5. Check that threats have been mitigated to make doubly sure that everything specified in your threat model is now a purely theoretical risk.

To be effective, a threat model should be an integral part of the software design and development process. Ideally, the threat model for a web application should be defined and maintained from the very start of development, but it can also be added to an existing application. Just like test suites, the threat model should reside close to the code and be rigorously updated every time the security conditions change. For example, if an application switches from using a local database to cloud storage, this may introduce new threats and require changes to the threat model.

Threat Modeling Tools

The Microsoft threat modeling tool was the first widely available product for software threat modeling and still provides a good starting point (plus it’s free). Microsoft advocates using it as part of its Security Development Lifecycle approach to integrate security into the software development lifecycle (SDLC). One downside is that the tool is Windows-only and heavily focused on Microsoft systems and platforms, which limits its usefulness in many web deployments. The open-source OWASP Threat Dragon is another free threat modeling tool focused on development, featuring close integration with GitHub. Like the Microsoft tool, it provides a visual representation of threats, processes, data stores, actors, and other components, allowing you to create data flow diagrams for threat analysis. Threat models are saved as JSON files.

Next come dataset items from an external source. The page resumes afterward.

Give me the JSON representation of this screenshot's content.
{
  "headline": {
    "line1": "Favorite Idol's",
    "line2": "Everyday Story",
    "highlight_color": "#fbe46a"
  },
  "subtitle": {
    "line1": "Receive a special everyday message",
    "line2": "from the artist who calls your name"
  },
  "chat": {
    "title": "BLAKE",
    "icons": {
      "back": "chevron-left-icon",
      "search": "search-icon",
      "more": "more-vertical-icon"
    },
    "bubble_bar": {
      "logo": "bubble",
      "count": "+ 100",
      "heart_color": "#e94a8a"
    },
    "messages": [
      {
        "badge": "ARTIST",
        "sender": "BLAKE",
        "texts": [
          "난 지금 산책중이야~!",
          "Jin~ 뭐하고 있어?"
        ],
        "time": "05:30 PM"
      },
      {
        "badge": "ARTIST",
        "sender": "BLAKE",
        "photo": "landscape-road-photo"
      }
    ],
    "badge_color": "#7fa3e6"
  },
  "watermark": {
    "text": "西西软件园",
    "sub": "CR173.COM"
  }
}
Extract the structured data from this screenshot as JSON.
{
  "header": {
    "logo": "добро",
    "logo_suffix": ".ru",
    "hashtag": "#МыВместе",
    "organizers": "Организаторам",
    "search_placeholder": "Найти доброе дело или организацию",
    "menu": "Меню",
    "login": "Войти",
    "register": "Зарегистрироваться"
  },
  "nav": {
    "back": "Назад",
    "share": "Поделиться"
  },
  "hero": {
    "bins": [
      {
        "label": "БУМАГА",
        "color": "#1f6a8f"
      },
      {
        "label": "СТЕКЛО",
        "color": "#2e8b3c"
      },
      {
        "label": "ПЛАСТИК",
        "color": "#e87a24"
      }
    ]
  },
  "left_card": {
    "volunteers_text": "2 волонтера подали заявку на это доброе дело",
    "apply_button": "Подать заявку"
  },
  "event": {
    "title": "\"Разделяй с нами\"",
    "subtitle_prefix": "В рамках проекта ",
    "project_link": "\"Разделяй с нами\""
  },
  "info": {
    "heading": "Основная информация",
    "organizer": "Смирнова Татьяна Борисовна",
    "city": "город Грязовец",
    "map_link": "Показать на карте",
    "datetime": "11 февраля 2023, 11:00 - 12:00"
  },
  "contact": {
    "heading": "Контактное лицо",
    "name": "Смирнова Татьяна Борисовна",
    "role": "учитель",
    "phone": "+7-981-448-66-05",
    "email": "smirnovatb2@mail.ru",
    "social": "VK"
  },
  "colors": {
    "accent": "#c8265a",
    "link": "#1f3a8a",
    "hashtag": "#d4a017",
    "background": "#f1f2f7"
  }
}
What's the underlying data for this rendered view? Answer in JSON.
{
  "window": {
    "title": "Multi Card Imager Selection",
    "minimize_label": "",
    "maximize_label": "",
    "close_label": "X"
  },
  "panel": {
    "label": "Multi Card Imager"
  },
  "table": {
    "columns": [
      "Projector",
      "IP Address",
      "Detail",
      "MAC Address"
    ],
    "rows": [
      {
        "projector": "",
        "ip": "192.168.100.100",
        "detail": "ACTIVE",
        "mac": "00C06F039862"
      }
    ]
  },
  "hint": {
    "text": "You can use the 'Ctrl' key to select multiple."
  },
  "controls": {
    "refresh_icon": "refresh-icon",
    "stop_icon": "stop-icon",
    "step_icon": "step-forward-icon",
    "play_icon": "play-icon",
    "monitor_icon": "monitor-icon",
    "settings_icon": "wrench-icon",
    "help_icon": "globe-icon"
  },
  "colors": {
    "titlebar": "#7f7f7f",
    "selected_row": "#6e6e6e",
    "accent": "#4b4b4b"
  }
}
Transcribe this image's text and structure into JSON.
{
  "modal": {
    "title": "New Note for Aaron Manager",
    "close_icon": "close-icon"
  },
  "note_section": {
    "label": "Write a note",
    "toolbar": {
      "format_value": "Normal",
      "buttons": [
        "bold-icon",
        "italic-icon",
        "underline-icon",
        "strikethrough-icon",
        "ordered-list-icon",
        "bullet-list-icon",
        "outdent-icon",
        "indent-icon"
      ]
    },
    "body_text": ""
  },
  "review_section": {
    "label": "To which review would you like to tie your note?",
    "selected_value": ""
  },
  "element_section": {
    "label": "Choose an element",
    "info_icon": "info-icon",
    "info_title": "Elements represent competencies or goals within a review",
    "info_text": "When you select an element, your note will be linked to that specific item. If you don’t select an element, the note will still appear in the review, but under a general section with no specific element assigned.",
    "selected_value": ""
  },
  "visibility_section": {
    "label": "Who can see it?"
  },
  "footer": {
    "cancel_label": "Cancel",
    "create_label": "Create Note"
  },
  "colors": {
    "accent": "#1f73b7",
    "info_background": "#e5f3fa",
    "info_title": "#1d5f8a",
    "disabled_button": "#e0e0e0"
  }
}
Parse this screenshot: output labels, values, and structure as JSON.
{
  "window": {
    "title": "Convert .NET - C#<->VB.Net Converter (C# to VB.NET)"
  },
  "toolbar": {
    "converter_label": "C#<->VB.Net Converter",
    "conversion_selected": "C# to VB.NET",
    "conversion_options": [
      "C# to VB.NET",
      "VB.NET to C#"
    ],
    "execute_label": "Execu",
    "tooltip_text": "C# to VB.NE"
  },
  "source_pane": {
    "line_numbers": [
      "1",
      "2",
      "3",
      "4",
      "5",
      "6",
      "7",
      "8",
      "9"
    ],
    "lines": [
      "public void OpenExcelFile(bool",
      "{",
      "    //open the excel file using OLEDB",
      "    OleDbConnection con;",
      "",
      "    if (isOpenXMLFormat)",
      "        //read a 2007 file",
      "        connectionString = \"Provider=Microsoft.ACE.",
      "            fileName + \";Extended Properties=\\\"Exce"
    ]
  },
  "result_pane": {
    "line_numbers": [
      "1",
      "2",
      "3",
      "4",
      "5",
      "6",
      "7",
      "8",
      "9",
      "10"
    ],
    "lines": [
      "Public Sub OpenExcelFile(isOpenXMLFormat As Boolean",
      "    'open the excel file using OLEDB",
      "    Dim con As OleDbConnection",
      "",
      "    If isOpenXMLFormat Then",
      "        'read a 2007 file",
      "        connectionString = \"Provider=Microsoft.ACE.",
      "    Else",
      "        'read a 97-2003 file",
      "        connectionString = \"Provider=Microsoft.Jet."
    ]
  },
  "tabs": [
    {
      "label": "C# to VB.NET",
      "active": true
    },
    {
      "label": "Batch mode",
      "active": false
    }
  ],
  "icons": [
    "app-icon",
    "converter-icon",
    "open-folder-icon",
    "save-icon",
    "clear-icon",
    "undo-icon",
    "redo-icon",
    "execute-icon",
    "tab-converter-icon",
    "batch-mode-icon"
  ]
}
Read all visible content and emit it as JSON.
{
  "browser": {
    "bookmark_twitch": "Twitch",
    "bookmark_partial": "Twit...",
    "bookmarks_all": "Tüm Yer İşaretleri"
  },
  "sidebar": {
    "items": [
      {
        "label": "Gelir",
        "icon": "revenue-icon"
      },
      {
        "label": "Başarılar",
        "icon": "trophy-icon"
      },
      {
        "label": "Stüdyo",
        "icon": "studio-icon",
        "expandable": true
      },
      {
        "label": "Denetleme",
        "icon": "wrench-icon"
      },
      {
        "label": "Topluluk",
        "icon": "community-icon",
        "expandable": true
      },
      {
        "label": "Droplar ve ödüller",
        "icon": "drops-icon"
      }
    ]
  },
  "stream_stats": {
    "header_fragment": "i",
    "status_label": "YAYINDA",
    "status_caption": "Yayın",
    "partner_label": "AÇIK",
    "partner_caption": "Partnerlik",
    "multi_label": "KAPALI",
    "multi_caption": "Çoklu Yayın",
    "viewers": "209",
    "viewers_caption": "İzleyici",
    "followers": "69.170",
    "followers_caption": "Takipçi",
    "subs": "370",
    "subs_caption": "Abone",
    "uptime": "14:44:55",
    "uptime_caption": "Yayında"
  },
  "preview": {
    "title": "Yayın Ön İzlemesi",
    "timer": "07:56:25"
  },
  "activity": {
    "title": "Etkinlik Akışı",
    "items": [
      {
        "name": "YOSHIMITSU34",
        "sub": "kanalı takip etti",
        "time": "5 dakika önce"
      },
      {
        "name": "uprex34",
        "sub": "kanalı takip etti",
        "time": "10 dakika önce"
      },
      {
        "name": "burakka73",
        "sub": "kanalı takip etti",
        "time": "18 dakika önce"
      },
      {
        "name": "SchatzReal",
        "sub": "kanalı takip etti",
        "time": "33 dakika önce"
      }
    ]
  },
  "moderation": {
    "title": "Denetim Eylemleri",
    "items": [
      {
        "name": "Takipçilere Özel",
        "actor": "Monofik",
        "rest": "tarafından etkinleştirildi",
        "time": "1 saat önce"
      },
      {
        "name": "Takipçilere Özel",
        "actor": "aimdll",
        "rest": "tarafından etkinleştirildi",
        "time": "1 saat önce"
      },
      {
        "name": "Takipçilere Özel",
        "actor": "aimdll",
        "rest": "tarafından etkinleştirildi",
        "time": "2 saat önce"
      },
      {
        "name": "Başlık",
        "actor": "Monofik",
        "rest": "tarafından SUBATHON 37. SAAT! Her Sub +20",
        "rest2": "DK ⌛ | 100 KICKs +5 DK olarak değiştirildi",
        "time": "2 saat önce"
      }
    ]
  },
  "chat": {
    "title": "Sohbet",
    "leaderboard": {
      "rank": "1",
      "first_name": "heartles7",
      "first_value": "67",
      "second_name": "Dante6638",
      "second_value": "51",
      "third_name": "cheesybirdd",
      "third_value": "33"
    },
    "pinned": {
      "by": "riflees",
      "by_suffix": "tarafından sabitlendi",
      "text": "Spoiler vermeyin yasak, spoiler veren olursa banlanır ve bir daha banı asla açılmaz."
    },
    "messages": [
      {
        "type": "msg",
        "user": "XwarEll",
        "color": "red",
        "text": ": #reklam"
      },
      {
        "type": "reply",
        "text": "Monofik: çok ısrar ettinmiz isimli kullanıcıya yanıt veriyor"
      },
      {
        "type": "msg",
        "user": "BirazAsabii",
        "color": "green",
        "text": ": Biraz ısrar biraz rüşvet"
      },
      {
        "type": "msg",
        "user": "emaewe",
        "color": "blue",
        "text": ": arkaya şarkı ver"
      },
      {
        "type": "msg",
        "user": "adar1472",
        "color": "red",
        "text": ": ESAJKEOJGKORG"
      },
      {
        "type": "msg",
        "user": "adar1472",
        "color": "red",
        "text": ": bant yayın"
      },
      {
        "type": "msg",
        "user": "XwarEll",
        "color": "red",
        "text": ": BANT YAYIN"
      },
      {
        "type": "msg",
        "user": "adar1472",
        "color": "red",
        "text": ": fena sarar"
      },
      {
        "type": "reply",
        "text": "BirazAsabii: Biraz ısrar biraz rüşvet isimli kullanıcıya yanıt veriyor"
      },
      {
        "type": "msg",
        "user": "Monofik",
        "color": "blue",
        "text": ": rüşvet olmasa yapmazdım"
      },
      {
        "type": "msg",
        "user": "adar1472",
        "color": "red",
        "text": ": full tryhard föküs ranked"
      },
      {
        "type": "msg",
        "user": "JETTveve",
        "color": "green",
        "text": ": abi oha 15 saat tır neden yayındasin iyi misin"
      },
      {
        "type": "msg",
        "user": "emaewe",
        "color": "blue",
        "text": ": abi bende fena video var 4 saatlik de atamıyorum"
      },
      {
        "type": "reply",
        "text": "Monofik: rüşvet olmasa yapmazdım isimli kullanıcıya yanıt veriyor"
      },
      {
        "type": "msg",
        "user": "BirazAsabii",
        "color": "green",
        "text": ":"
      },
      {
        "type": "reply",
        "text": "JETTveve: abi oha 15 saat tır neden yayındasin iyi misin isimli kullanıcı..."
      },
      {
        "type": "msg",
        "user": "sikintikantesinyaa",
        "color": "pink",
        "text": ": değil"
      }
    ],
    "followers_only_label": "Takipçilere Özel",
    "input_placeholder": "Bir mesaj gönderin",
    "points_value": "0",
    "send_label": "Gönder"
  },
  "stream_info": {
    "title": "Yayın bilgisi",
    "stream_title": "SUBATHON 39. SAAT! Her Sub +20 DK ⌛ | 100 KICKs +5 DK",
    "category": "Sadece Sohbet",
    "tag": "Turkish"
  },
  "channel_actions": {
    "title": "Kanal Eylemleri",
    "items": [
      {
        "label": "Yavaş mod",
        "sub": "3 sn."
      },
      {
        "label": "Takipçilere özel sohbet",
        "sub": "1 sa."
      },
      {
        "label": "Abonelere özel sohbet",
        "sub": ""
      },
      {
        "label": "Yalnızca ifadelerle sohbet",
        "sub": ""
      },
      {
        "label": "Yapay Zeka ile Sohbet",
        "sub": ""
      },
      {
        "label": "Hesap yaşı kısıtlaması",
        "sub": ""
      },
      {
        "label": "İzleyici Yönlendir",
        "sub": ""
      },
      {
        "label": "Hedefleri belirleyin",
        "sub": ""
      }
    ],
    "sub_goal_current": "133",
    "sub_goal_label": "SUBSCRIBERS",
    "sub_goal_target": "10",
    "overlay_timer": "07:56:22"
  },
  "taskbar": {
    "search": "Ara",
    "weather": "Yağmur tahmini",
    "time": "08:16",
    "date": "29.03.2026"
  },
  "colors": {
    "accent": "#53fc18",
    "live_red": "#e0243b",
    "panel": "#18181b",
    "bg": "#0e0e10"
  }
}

Why You Should Use Threat Modeling

When dealing with IT security, each specialist will tend to focus on their area of expertise, so for a web developer, security will mean web vulnerabilities, a network engineer will think mainly about network security, and for a workplace admin, security will be all about malware, phishing, and unauthorized private devices. The big advantage of threat modeling is that it provides a high-level view of potential security issues by focusing on threats, not weaknesses. For example, if your security requirement is to protect confidential data in company systems, your threat model will need to include everything that could lead to a compromise of this information. Making sense of security realities is always tricky, especially under time pressure, so having a solid threat model in place can be a great help for security decision-making. By looking at a valid and up-to-date model, you can get a good picture of the real threat environment and make your plans and decisions accordingly. This is especially important in DevOps and other agile development environments where you don’t have the time or resources for a full security review every time you plan a sprint or release. Simply put, threat modeling is a more formal way of thinking about what can go wrong in your systems and applications. By focusing on threats rather than weaknesses, you can zoom out of your technical niche and get a wider view of your web application security posture.